Synchronization at each site looks pretty innocuous:

The nodes are defined as below – the publisher has an OriginatorID of 100 and the subscriber a value of 1 so the publisher will win any conflicts.

The conflict viewers show us an interesting story:

The crucial bit is that “The incoming insert was applied to peer 1”!!! In other words we now have data in sync and both regions are “Rome”. How is this possible?

Well the magic is in the insert stored procedure -“sp_MSins_dbotRegion1335813640” in this case. It will convert the insert into an update for the lower OriginatorID where there is an insert-insert conflict :).

Note that this could have unintended consequences! Foreign key records continue to point at this PK record. We could have eg the case that all the Paris streets added at the subscriber now belong to the Rome region. So – be very careful if you are going to use conflict resolution!

Replicating Indexes, Constraints, Triggers and so on

One thing we need to be sure of is that the subscriber and publisher “look” the same. This is from the DBA point of view. Are all aspects of the table the same at the subscriber?

We seem to be able to control this in the article properties. The defaults say that the FKs, Indexes, Triggers, Defaults etc go to the subscriber:

There is a related setting on the subscriber properties for the publication that says we want to replicate schema changes – by default set to true:

However, note that after initialization when we make a change on the publisher, not everything will go down. We can see what is ready to go in sysmergeschemachange. For the main changes we need to remember:

  • Replicated to the Subscriber: Primary Keys, Foreign Keys, Check Constraints, Default Constraints
  • Not Replicated to the Subscriber: Indexes, Triggers

So – be careful to manually keep the subscriber in sync when it comes to indexes and triggers!

Understanding Identity Ranges – when do they fill up?

For a table which is merge replicated and has an identity column what happens – how does it all work? Looking at the article properties we can see the range sizes allocated to the publisher and subscriber. Each one will get an allocated range with a different starting point to make sure they don’t overlap.
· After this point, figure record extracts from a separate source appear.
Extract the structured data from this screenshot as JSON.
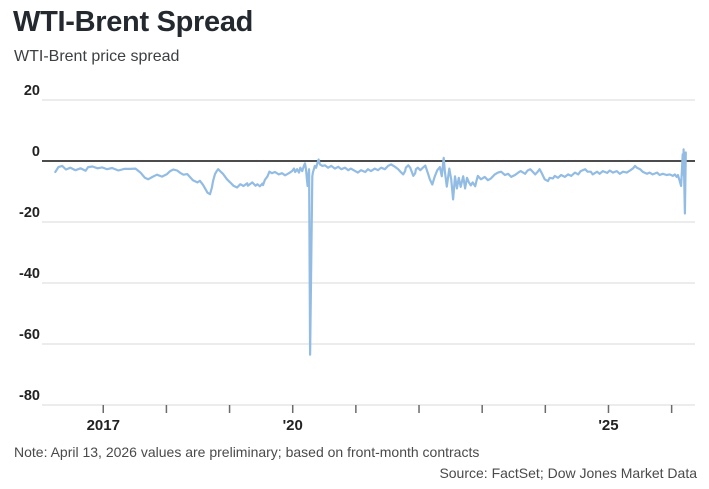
{
  "header": {
    "title": "WTI-Brent Spread",
    "subtitle": "WTI-Brent price spread"
  },
  "footer": {
    "note": "Note: April 13, 2026 values are preliminary; based on front-month contracts",
    "source": "Source: FactSet; Dow Jones Market Data"
  },
  "colors": {
    "background": "#ffffff",
    "line": "#92bce4",
    "grid": "#d9d9d9",
    "zero_line": "#111111",
    "tick": "#6b6b6b",
    "axis_label": "#222222",
    "title": "#23292f",
    "subtitle": "#3d4043",
    "note": "#4a4a4a"
  },
  "chart_data": {
    "type": "line",
    "title": "WTI-Brent Spread",
    "subtitle": "WTI-Brent price spread",
    "xlabel": "",
    "ylabel": "",
    "xlim": [
      2016.03,
      2026.37
    ],
    "ylim": [
      -80,
      20
    ],
    "grid": true,
    "legend_position": "none",
    "y_ticks": [
      {
        "value": 20,
        "label": "20"
      },
      {
        "value": 0,
        "label": "0"
      },
      {
        "value": -20,
        "label": "-20"
      },
      {
        "value": -40,
        "label": "-40"
      },
      {
        "value": -60,
        "label": "-60"
      },
      {
        "value": -80,
        "label": "-80"
      }
    ],
    "x_ticks": [
      {
        "year": 2017,
        "label": "2017"
      },
      {
        "year": 2018,
        "label": ""
      },
      {
        "year": 2019,
        "label": ""
      },
      {
        "year": 2020,
        "label": "'20"
      },
      {
        "year": 2021,
        "label": ""
      },
      {
        "year": 2022,
        "label": ""
      },
      {
        "year": 2023,
        "label": ""
      },
      {
        "year": 2024,
        "label": ""
      },
      {
        "year": 2025,
        "label": "'25"
      },
      {
        "year": 2026,
        "label": ""
      }
    ],
    "series": [
      {
        "name": "WTI-Brent price spread",
        "points": [
          [
            2016.24,
            -3.6
          ],
          [
            2016.29,
            -2.0
          ],
          [
            2016.35,
            -1.6
          ],
          [
            2016.41,
            -2.8
          ],
          [
            2016.48,
            -2.2
          ],
          [
            2016.56,
            -3.0
          ],
          [
            2016.64,
            -2.4
          ],
          [
            2016.72,
            -3.2
          ],
          [
            2016.76,
            -2.0
          ],
          [
            2016.83,
            -1.8
          ],
          [
            2016.91,
            -2.4
          ],
          [
            2016.98,
            -2.1
          ],
          [
            2017.06,
            -2.7
          ],
          [
            2017.14,
            -2.3
          ],
          [
            2017.24,
            -3.1
          ],
          [
            2017.33,
            -2.6
          ],
          [
            2017.43,
            -2.6
          ],
          [
            2017.51,
            -2.5
          ],
          [
            2017.59,
            -3.8
          ],
          [
            2017.66,
            -5.5
          ],
          [
            2017.71,
            -6.0
          ],
          [
            2017.78,
            -5.2
          ],
          [
            2017.85,
            -4.5
          ],
          [
            2017.93,
            -5.1
          ],
          [
            2018.01,
            -4.3
          ],
          [
            2018.06,
            -3.3
          ],
          [
            2018.11,
            -2.8
          ],
          [
            2018.17,
            -3.1
          ],
          [
            2018.22,
            -3.9
          ],
          [
            2018.27,
            -4.5
          ],
          [
            2018.33,
            -4.3
          ],
          [
            2018.38,
            -5.4
          ],
          [
            2018.42,
            -6.3
          ],
          [
            2018.49,
            -7.0
          ],
          [
            2018.53,
            -6.5
          ],
          [
            2018.58,
            -7.8
          ],
          [
            2018.65,
            -10.4
          ],
          [
            2018.69,
            -10.9
          ],
          [
            2018.72,
            -8.7
          ],
          [
            2018.74,
            -6.5
          ],
          [
            2018.77,
            -4.3
          ],
          [
            2018.8,
            -3.2
          ],
          [
            2018.82,
            -2.7
          ],
          [
            2018.85,
            -3.3
          ],
          [
            2018.9,
            -4.3
          ],
          [
            2018.96,
            -6.0
          ],
          [
            2019.01,
            -7.0
          ],
          [
            2019.06,
            -8.1
          ],
          [
            2019.12,
            -8.7
          ],
          [
            2019.17,
            -7.6
          ],
          [
            2019.22,
            -8.2
          ],
          [
            2019.28,
            -7.3
          ],
          [
            2019.29,
            -8.1
          ],
          [
            2019.36,
            -7.0
          ],
          [
            2019.41,
            -8.1
          ],
          [
            2019.44,
            -7.6
          ],
          [
            2019.48,
            -8.3
          ],
          [
            2019.52,
            -7.4
          ],
          [
            2019.53,
            -7.9
          ],
          [
            2019.56,
            -6.2
          ],
          [
            2019.6,
            -5.0
          ],
          [
            2019.63,
            -3.5
          ],
          [
            2019.67,
            -4.0
          ],
          [
            2019.72,
            -3.6
          ],
          [
            2019.78,
            -4.4
          ],
          [
            2019.83,
            -4.0
          ],
          [
            2019.88,
            -4.7
          ],
          [
            2019.94,
            -4.0
          ],
          [
            2019.99,
            -3.3
          ],
          [
            2020.02,
            -2.5
          ],
          [
            2020.04,
            -3.6
          ],
          [
            2020.07,
            -2.7
          ],
          [
            2020.1,
            -3.8
          ],
          [
            2020.12,
            -2.2
          ],
          [
            2020.15,
            -3.3
          ],
          [
            2020.18,
            -1.4
          ],
          [
            2020.195,
            -0.8
          ],
          [
            2020.21,
            -2.7
          ],
          [
            2020.225,
            -6.0
          ],
          [
            2020.235,
            -8.2
          ],
          [
            2020.25,
            -4.4
          ],
          [
            2020.26,
            -2.7
          ],
          [
            2020.275,
            -63.5
          ],
          [
            2020.31,
            -5.0
          ],
          [
            2020.32,
            -3.8
          ],
          [
            2020.35,
            -1.6
          ],
          [
            2020.37,
            -2.2
          ],
          [
            2020.39,
            -0.8
          ],
          [
            2020.41,
            0.5
          ],
          [
            2020.43,
            -1.1
          ],
          [
            2020.47,
            -1.6
          ],
          [
            2020.51,
            -1.4
          ],
          [
            2020.56,
            -2.2
          ],
          [
            2020.61,
            -1.6
          ],
          [
            2020.67,
            -2.5
          ],
          [
            2020.72,
            -1.9
          ],
          [
            2020.77,
            -2.7
          ],
          [
            2020.83,
            -2.2
          ],
          [
            2020.88,
            -3.0
          ],
          [
            2020.92,
            -2.5
          ],
          [
            2020.99,
            -3.3
          ],
          [
            2021.03,
            -3.8
          ],
          [
            2021.08,
            -3.0
          ],
          [
            2021.15,
            -3.6
          ],
          [
            2021.19,
            -2.7
          ],
          [
            2021.24,
            -3.3
          ],
          [
            2021.3,
            -2.5
          ],
          [
            2021.35,
            -3.0
          ],
          [
            2021.4,
            -2.2
          ],
          [
            2021.46,
            -2.7
          ],
          [
            2021.51,
            -1.6
          ],
          [
            2021.56,
            -1.1
          ],
          [
            2021.62,
            -1.9
          ],
          [
            2021.67,
            -2.7
          ],
          [
            2021.72,
            -3.8
          ],
          [
            2021.75,
            -4.4
          ],
          [
            2021.78,
            -3.3
          ],
          [
            2021.79,
            -2.2
          ],
          [
            2021.83,
            -1.4
          ],
          [
            2021.86,
            -2.2
          ],
          [
            2021.91,
            -4.9
          ],
          [
            2021.94,
            -4.0
          ],
          [
            2021.95,
            -2.7
          ],
          [
            2021.98,
            -2.2
          ],
          [
            2022.02,
            -3.0
          ],
          [
            2022.05,
            -2.4
          ],
          [
            2022.1,
            -1.5
          ],
          [
            2022.14,
            -4.0
          ],
          [
            2022.17,
            -6.0
          ],
          [
            2022.21,
            -7.7
          ],
          [
            2022.25,
            -5.0
          ],
          [
            2022.29,
            -3.0
          ],
          [
            2022.33,
            -2.0
          ],
          [
            2022.36,
            -5.0
          ],
          [
            2022.39,
            1.0
          ],
          [
            2022.41,
            -3.5
          ],
          [
            2022.44,
            -8.4
          ],
          [
            2022.48,
            -2.5
          ],
          [
            2022.51,
            -6.0
          ],
          [
            2022.54,
            -12.6
          ],
          [
            2022.57,
            -5.0
          ],
          [
            2022.6,
            -9.0
          ],
          [
            2022.63,
            -5.5
          ],
          [
            2022.66,
            -8.5
          ],
          [
            2022.7,
            -5.0
          ],
          [
            2022.73,
            -9.0
          ],
          [
            2022.76,
            -5.5
          ],
          [
            2022.79,
            -7.0
          ],
          [
            2022.82,
            -8.0
          ],
          [
            2022.85,
            -7.0
          ],
          [
            2022.89,
            -8.3
          ],
          [
            2022.91,
            -6.5
          ],
          [
            2022.93,
            -4.9
          ],
          [
            2022.98,
            -6.0
          ],
          [
            2023.04,
            -5.2
          ],
          [
            2023.09,
            -6.3
          ],
          [
            2023.14,
            -5.7
          ],
          [
            2023.2,
            -4.4
          ],
          [
            2023.25,
            -3.8
          ],
          [
            2023.3,
            -3.5
          ],
          [
            2023.36,
            -4.6
          ],
          [
            2023.41,
            -4.2
          ],
          [
            2023.46,
            -5.2
          ],
          [
            2023.52,
            -4.6
          ],
          [
            2023.57,
            -3.8
          ],
          [
            2023.61,
            -3.3
          ],
          [
            2023.68,
            -4.2
          ],
          [
            2023.72,
            -3.1
          ],
          [
            2023.76,
            -2.7
          ],
          [
            2023.8,
            -3.5
          ],
          [
            2023.84,
            -4.4
          ],
          [
            2023.88,
            -3.5
          ],
          [
            2023.91,
            -2.7
          ],
          [
            2023.94,
            -3.8
          ],
          [
            2023.99,
            -6.0
          ],
          [
            2024.04,
            -6.6
          ],
          [
            2024.07,
            -5.5
          ],
          [
            2024.12,
            -5.7
          ],
          [
            2024.15,
            -4.9
          ],
          [
            2024.2,
            -5.5
          ],
          [
            2024.25,
            -4.6
          ],
          [
            2024.31,
            -5.2
          ],
          [
            2024.36,
            -4.4
          ],
          [
            2024.41,
            -4.9
          ],
          [
            2024.47,
            -3.8
          ],
          [
            2024.52,
            -4.4
          ],
          [
            2024.56,
            -3.3
          ],
          [
            2024.63,
            -2.7
          ],
          [
            2024.67,
            -3.5
          ],
          [
            2024.72,
            -3.5
          ],
          [
            2024.75,
            -4.4
          ],
          [
            2024.82,
            -3.5
          ],
          [
            2024.86,
            -4.2
          ],
          [
            2024.91,
            -3.3
          ],
          [
            2024.98,
            -3.9
          ],
          [
            2025.02,
            -3.1
          ],
          [
            2025.07,
            -3.8
          ],
          [
            2025.13,
            -3.3
          ],
          [
            2025.18,
            -4.2
          ],
          [
            2025.23,
            -3.5
          ],
          [
            2025.29,
            -3.8
          ],
          [
            2025.34,
            -3.1
          ],
          [
            2025.39,
            -2.4
          ],
          [
            2025.42,
            -1.6
          ],
          [
            2025.45,
            -2.2
          ],
          [
            2025.5,
            -2.7
          ],
          [
            2025.54,
            -3.5
          ],
          [
            2025.61,
            -4.2
          ],
          [
            2025.65,
            -3.8
          ],
          [
            2025.7,
            -4.4
          ],
          [
            2025.77,
            -3.8
          ],
          [
            2025.81,
            -4.6
          ],
          [
            2025.86,
            -4.2
          ],
          [
            2025.92,
            -4.6
          ],
          [
            2025.97,
            -4.4
          ],
          [
            2026.02,
            -4.9
          ],
          [
            2026.05,
            -4.4
          ],
          [
            2026.08,
            -5.2
          ],
          [
            2026.1,
            -4.6
          ],
          [
            2026.12,
            -6.0
          ],
          [
            2026.15,
            -8.2
          ],
          [
            2026.16,
            -4.4
          ],
          [
            2026.175,
            2.2
          ],
          [
            2026.185,
            -4.5
          ],
          [
            2026.19,
            3.8
          ],
          [
            2026.21,
            -17.2
          ],
          [
            2026.225,
            2.8
          ]
        ]
      }
    ]
  }
}
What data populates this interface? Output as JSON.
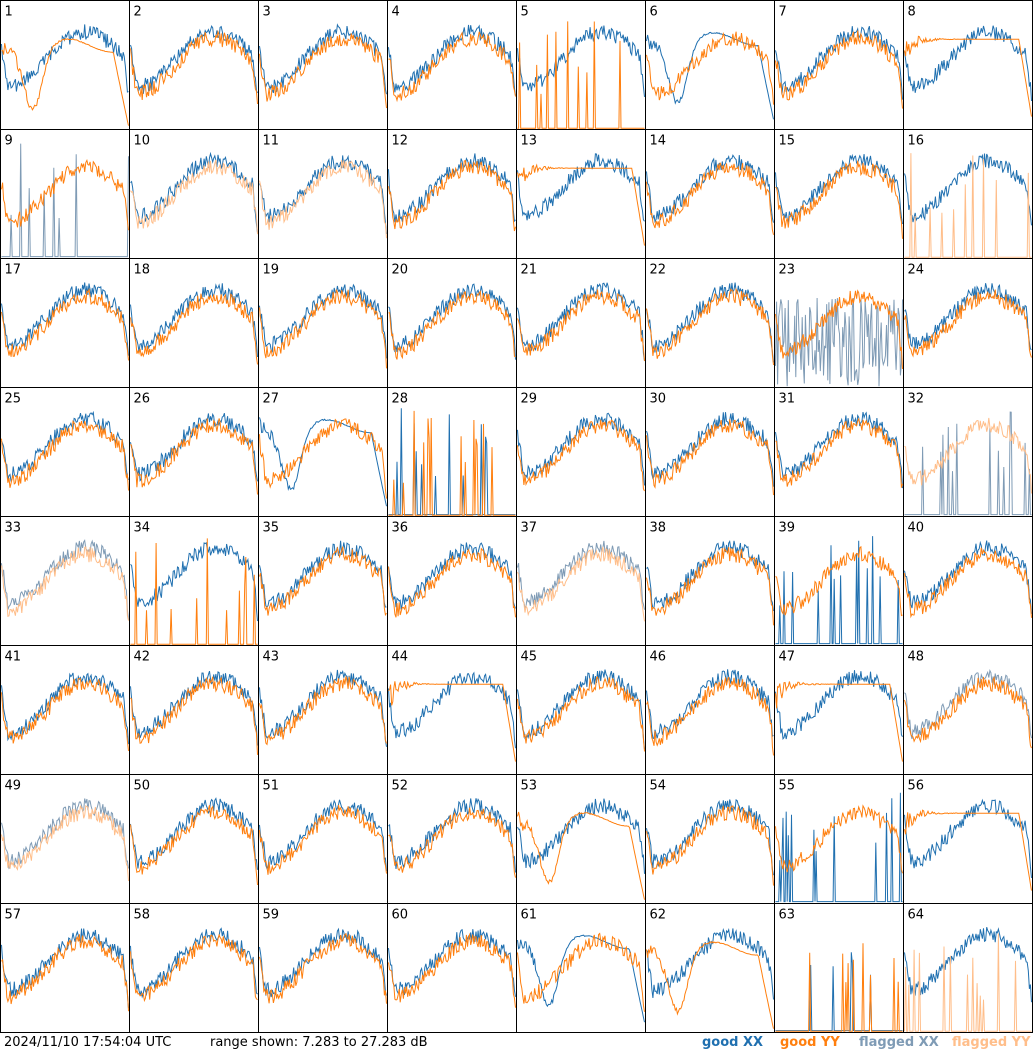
{
  "footer": {
    "timestamp": "2024/11/10 17:54:04 UTC",
    "range_text": "range shown: 7.283 to 27.283 dB"
  },
  "legend": [
    {
      "label": "good XX",
      "color": "#2070b0"
    },
    {
      "label": "good YY",
      "color": "#ff7f0e"
    },
    {
      "label": "flagged XX",
      "color": "#7f9bb5"
    },
    {
      "label": "flagged YY",
      "color": "#ffbe8a"
    }
  ],
  "chart_data": {
    "type": "line",
    "layout": "8x8 small multiples",
    "ylim_db": [
      7.283,
      27.283
    ],
    "x": "frequency channel (unlabeled)",
    "panels": [
      {
        "label": "1",
        "xx": "good",
        "yy": "good",
        "shape_yy": "dip"
      },
      {
        "label": "2",
        "xx": "good",
        "yy": "good"
      },
      {
        "label": "3",
        "xx": "good",
        "yy": "good"
      },
      {
        "label": "4",
        "xx": "good",
        "yy": "good"
      },
      {
        "label": "5",
        "xx": "good",
        "yy": "good",
        "shape_yy": "dead"
      },
      {
        "label": "6",
        "xx": "good",
        "yy": "good",
        "shape_xx": "dip"
      },
      {
        "label": "7",
        "xx": "good",
        "yy": "good"
      },
      {
        "label": "8",
        "xx": "good",
        "yy": "good",
        "shape_yy": "flat"
      },
      {
        "label": "9",
        "xx": "flagged",
        "yy": "good",
        "shape_xx": "dead"
      },
      {
        "label": "10",
        "xx": "good",
        "yy": "flagged"
      },
      {
        "label": "11",
        "xx": "good",
        "yy": "flagged"
      },
      {
        "label": "12",
        "xx": "good",
        "yy": "good"
      },
      {
        "label": "13",
        "xx": "good",
        "yy": "good",
        "shape_yy": "flat"
      },
      {
        "label": "14",
        "xx": "good",
        "yy": "good"
      },
      {
        "label": "15",
        "xx": "good",
        "yy": "good"
      },
      {
        "label": "16",
        "xx": "good",
        "yy": "flagged",
        "shape_yy": "dead"
      },
      {
        "label": "17",
        "xx": "good",
        "yy": "good"
      },
      {
        "label": "18",
        "xx": "good",
        "yy": "good"
      },
      {
        "label": "19",
        "xx": "good",
        "yy": "good"
      },
      {
        "label": "20",
        "xx": "good",
        "yy": "good"
      },
      {
        "label": "21",
        "xx": "good",
        "yy": "good"
      },
      {
        "label": "22",
        "xx": "good",
        "yy": "good"
      },
      {
        "label": "23",
        "xx": "flagged",
        "yy": "good",
        "shape_xx": "noisy"
      },
      {
        "label": "24",
        "xx": "good",
        "yy": "good"
      },
      {
        "label": "25",
        "xx": "good",
        "yy": "good"
      },
      {
        "label": "26",
        "xx": "good",
        "yy": "good"
      },
      {
        "label": "27",
        "xx": "good",
        "yy": "good",
        "shape_xx": "dip"
      },
      {
        "label": "28",
        "xx": "good",
        "yy": "good",
        "shape_xx": "dead",
        "shape_yy": "dead"
      },
      {
        "label": "29",
        "xx": "good",
        "yy": "good"
      },
      {
        "label": "30",
        "xx": "good",
        "yy": "good"
      },
      {
        "label": "31",
        "xx": "good",
        "yy": "good"
      },
      {
        "label": "32",
        "xx": "flagged",
        "yy": "flagged",
        "shape_xx": "dead"
      },
      {
        "label": "33",
        "xx": "flagged",
        "yy": "flagged"
      },
      {
        "label": "34",
        "xx": "good",
        "yy": "good",
        "shape_yy": "dead"
      },
      {
        "label": "35",
        "xx": "good",
        "yy": "good"
      },
      {
        "label": "36",
        "xx": "good",
        "yy": "good"
      },
      {
        "label": "37",
        "xx": "flagged",
        "yy": "flagged"
      },
      {
        "label": "38",
        "xx": "good",
        "yy": "good"
      },
      {
        "label": "39",
        "xx": "good",
        "yy": "good",
        "shape_xx": "dead"
      },
      {
        "label": "40",
        "xx": "good",
        "yy": "good"
      },
      {
        "label": "41",
        "xx": "good",
        "yy": "good"
      },
      {
        "label": "42",
        "xx": "good",
        "yy": "good"
      },
      {
        "label": "43",
        "xx": "good",
        "yy": "good"
      },
      {
        "label": "44",
        "xx": "good",
        "yy": "good",
        "shape_yy": "flat"
      },
      {
        "label": "45",
        "xx": "good",
        "yy": "good"
      },
      {
        "label": "46",
        "xx": "good",
        "yy": "good"
      },
      {
        "label": "47",
        "xx": "good",
        "yy": "good",
        "shape_yy": "flat"
      },
      {
        "label": "48",
        "xx": "flagged",
        "yy": "good"
      },
      {
        "label": "49",
        "xx": "flagged",
        "yy": "flagged"
      },
      {
        "label": "50",
        "xx": "good",
        "yy": "good"
      },
      {
        "label": "51",
        "xx": "good",
        "yy": "good"
      },
      {
        "label": "52",
        "xx": "good",
        "yy": "good"
      },
      {
        "label": "53",
        "xx": "good",
        "yy": "good",
        "shape_yy": "dip"
      },
      {
        "label": "54",
        "xx": "good",
        "yy": "good"
      },
      {
        "label": "55",
        "xx": "good",
        "yy": "good",
        "shape_xx": "dead"
      },
      {
        "label": "56",
        "xx": "good",
        "yy": "good",
        "shape_yy": "flat"
      },
      {
        "label": "57",
        "xx": "good",
        "yy": "good"
      },
      {
        "label": "58",
        "xx": "good",
        "yy": "good"
      },
      {
        "label": "59",
        "xx": "good",
        "yy": "good"
      },
      {
        "label": "60",
        "xx": "good",
        "yy": "good"
      },
      {
        "label": "61",
        "xx": "good",
        "yy": "good",
        "shape_xx": "dip"
      },
      {
        "label": "62",
        "xx": "good",
        "yy": "good",
        "shape_yy": "dip"
      },
      {
        "label": "63",
        "xx": "good",
        "yy": "good",
        "shape_xx": "dead",
        "shape_yy": "dead"
      },
      {
        "label": "64",
        "xx": "good",
        "yy": "flagged",
        "shape_yy": "dead"
      }
    ]
  }
}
Notice that the publisher range is a lot bigger than the subscriber but we can sort this out before publishing the table.

So – now for a quick question – what happens if I stop the merge agent from synchronizing and insert a single row in a loop at the publisher and do the same at the subscriber. Let’s say I try to insert 50,000 records this way. Remember the declared range sizes above are 10,000 and 1,000.

Do you have an idea in mind? Will it work or fail? If it fails, at what point will it fail?

The answer, which may be surprising:

  • Publisher will insert all 50,000 records
  • Subscriber will insert 2000 records then fail with the following message:

Msg 548, Level 16, State 2, Line 5
The insert failed. It conflicted with an identity range check constraint in database ‘TestRepSub’, replicated table ‘dbo.tCities’, column ‘ID’. If the identity column is automatically managed by replication, update the range as follows: for the Publisher, execute sp_adjustpublisheridentityrange; for the Subscriber, run the Distribution Agent or the Merge Agent.
The statement has been terminated.

This is interesting. First of all we can see that the range on the subscriber is actually twice the size we declared. This is always the case. Secondly, the publisher is able to assign a new range when needed on the fly, unlike the subscriber. For the subscriber we really need to synchronize to get the next range.

The logic for this is all in the merge triggers and check constraints for those interested.

One final point is that this scenario involves single updates. You’ll have a big problem if your code does the following sort of logic to insert a lot of rows:

insert into tcities ([City])
select city from tcities

Such an insert will fail even on the publisher and requires reworking of the logic to reduce the batch size. Make sure you hit the upper limit of the declared identity range in the insert and you’ll get a new range allocated. In reality, the only way to ensure this is by using single row inserts.